Часовые, сидевшие на носу и смотревшие вперед, повернули головы в ожидании смены и возможности покурить.
— Эй, кому? Выходи, смена! — лениво проговорил сонный боцман.
И, чтоб разогнать сон, подошел к кадке с водой, стоявшей впереди фок-мачты и, набив свою куцую трубчонку махоркой, закурил фитилем, тлевшим в медной коробке.
Из небольшой кучки баковых, дремавших у переднего орудия, выделились два матроса. Один — крупный, полнотелый блондин с рыжими баками; другой — маленький и худощавый с небольшими усами. Оба были молодые. Блондин, впрочем, постарше.
Они подошли к часовым и маленький матросик, потягиваясь и зевая, проговорил:
— Что, братцы, много насмотрели?
— Будет с нас. Смотри теперь вы, а мы покурим. Страсть хочется! — весело отвечал один из часовых.

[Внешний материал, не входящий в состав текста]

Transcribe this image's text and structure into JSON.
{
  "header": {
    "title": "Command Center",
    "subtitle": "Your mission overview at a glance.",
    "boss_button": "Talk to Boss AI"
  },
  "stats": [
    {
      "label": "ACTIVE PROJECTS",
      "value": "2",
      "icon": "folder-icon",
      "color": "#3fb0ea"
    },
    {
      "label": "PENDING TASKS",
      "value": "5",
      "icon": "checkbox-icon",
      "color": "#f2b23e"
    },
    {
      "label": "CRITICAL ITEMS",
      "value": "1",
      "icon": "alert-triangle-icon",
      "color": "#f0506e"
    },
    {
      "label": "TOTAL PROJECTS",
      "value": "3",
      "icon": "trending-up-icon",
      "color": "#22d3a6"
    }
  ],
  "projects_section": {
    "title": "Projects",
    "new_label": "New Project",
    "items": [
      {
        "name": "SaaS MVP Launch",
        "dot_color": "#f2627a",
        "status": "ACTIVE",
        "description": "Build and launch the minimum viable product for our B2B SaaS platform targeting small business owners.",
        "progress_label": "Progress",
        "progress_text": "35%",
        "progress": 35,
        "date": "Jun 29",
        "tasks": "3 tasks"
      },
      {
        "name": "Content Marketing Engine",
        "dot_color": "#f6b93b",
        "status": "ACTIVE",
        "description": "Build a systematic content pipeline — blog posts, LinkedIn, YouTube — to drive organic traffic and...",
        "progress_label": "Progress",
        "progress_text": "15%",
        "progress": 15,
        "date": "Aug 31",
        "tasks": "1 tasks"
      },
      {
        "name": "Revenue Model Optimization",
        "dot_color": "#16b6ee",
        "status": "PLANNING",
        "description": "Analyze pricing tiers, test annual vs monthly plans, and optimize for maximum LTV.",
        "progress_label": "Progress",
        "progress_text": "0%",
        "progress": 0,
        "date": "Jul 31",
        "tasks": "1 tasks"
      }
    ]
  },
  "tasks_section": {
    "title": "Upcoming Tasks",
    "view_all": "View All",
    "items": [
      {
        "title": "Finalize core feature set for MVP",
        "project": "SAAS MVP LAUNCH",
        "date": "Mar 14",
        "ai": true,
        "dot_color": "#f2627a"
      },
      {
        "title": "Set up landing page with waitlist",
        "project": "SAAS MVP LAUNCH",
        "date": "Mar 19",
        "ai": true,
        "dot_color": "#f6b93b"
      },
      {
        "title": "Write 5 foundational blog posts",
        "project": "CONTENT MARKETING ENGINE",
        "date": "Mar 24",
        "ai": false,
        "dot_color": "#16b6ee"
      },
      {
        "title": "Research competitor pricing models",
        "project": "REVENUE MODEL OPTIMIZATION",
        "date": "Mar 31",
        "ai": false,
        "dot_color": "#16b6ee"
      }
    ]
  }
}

Они вылезли из своих гнезд на носу, у самого бушприта, и на их местах сели рядом новые часовые, обязанные немедленно крикнуть, если увидят огонек судна или силуэт его, когда «купец», как часто случается, не несет по беспечности отличительных огней.
Несколько минут оба матроса сидели в глубочайшем молчании.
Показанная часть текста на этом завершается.